Figure 9.4.16 Coomassie brilliant blue–stained SDS-polyacrylamide gel, demonstrating the purification of a glutathione S-transferase (GST) fusion protein using glutathione agarose (G2879). Lane 1 contains crude supernatant from an Escherichia coli lysate and lane 2 contains the affinity-purified GST fusion protein.
Streptavidin acrylamide (S21379), which is prepared from the succinimidyl ester of 6-((acryloyl)amino)hexanoic acid (acryloyl-X, SE, A20770), may be useful for the preparation of biosensors. A similar streptavidin acrylamide has been shown to copolymerize with acrylamide on a polymeric surface to create a uniform monolayer of the immobilized protein. The streptavidin can then bind biotinylated ligands, including biotinylated hybridization probes, enzymes, antibodies and drugs.
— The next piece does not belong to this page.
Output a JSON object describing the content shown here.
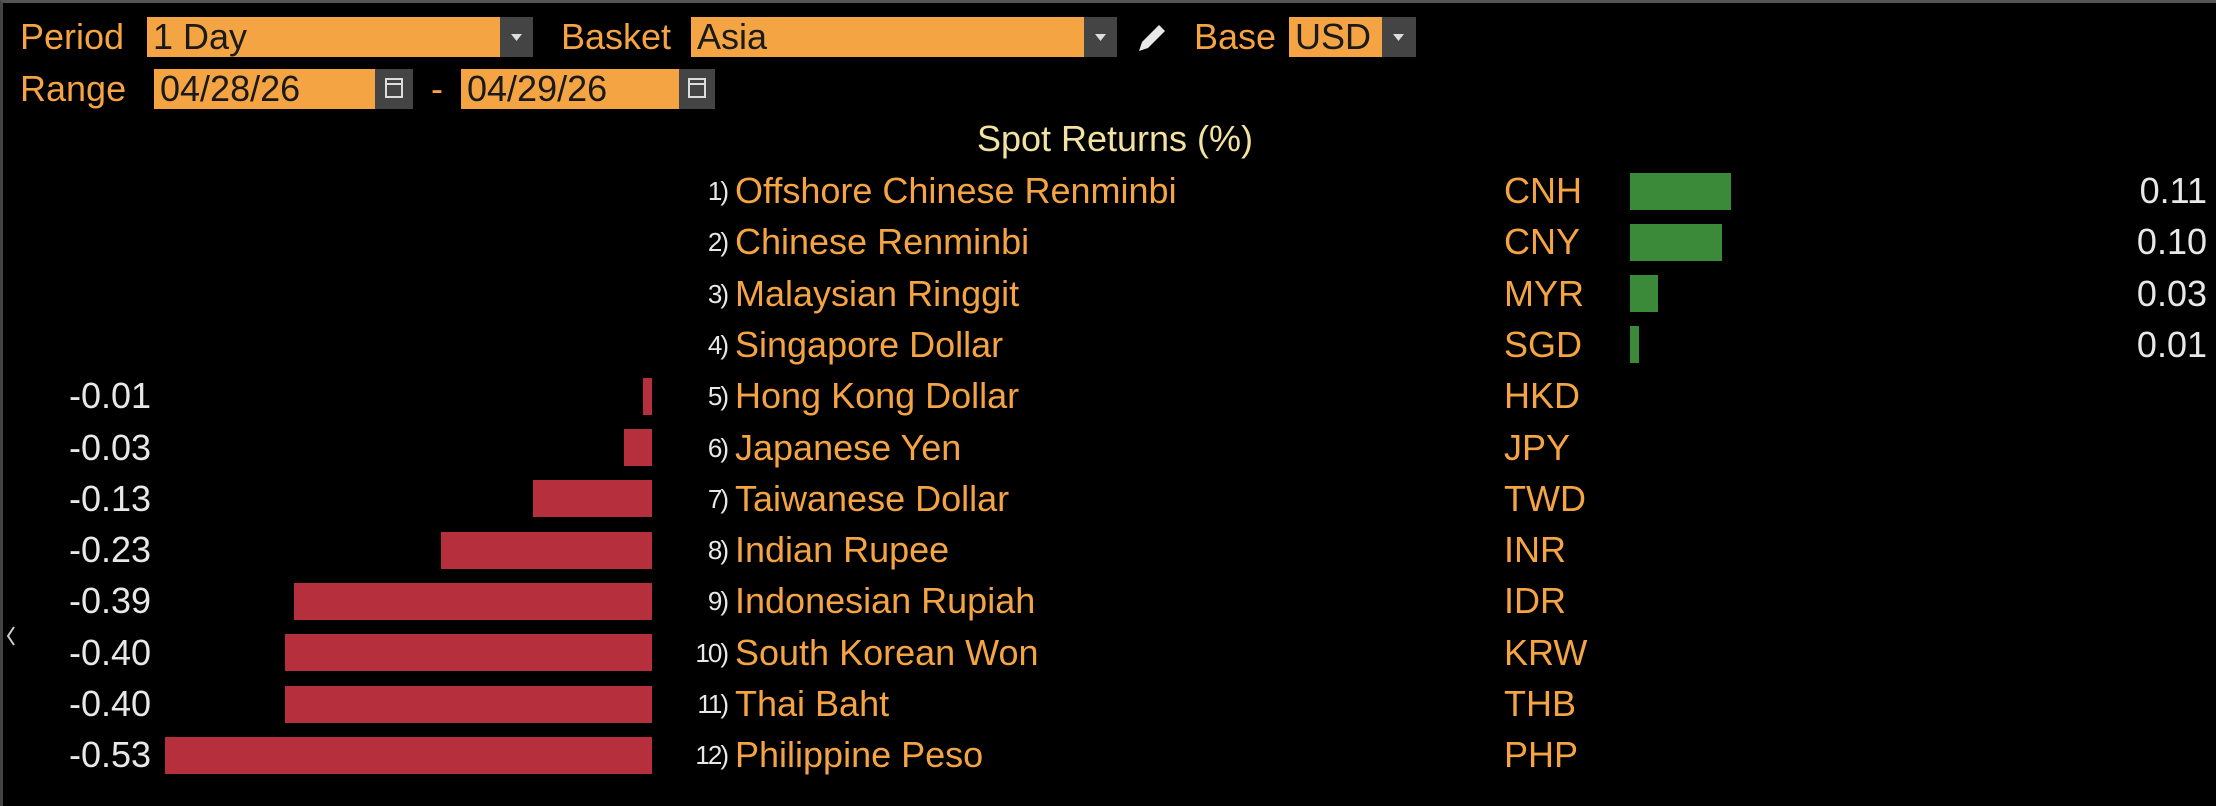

Like streptavidin and CaptAvidin biotin-binding protein, other amine-containing biomolecules can be crosslinked to acrylamides using acryloyl-X, SE. Acryloyl-X, SE reacts with amines of proteins, amine-modified nucleic acids and other biomolecules to yield acrylamides that can be copolymerized into polyacrylamide matrices or on surfaces, such as in microarrays and in biosensors. We prepare both streptavidin and CaptAvidin biotin-binding protein conjugated to 4% beaded crosslinked agarose (S951, C21386; Avidin, Streptavidin, NeutrAvidin and CaptAvidin Biotin-Binding Proteins and Affinity Matrices—Section 7.6)—matrices that can be used to isolate biotinylated peptides, proteins, hybridization probes, haptens and other molecules.
For Research Use Only. Not for use in diagnostic procedures.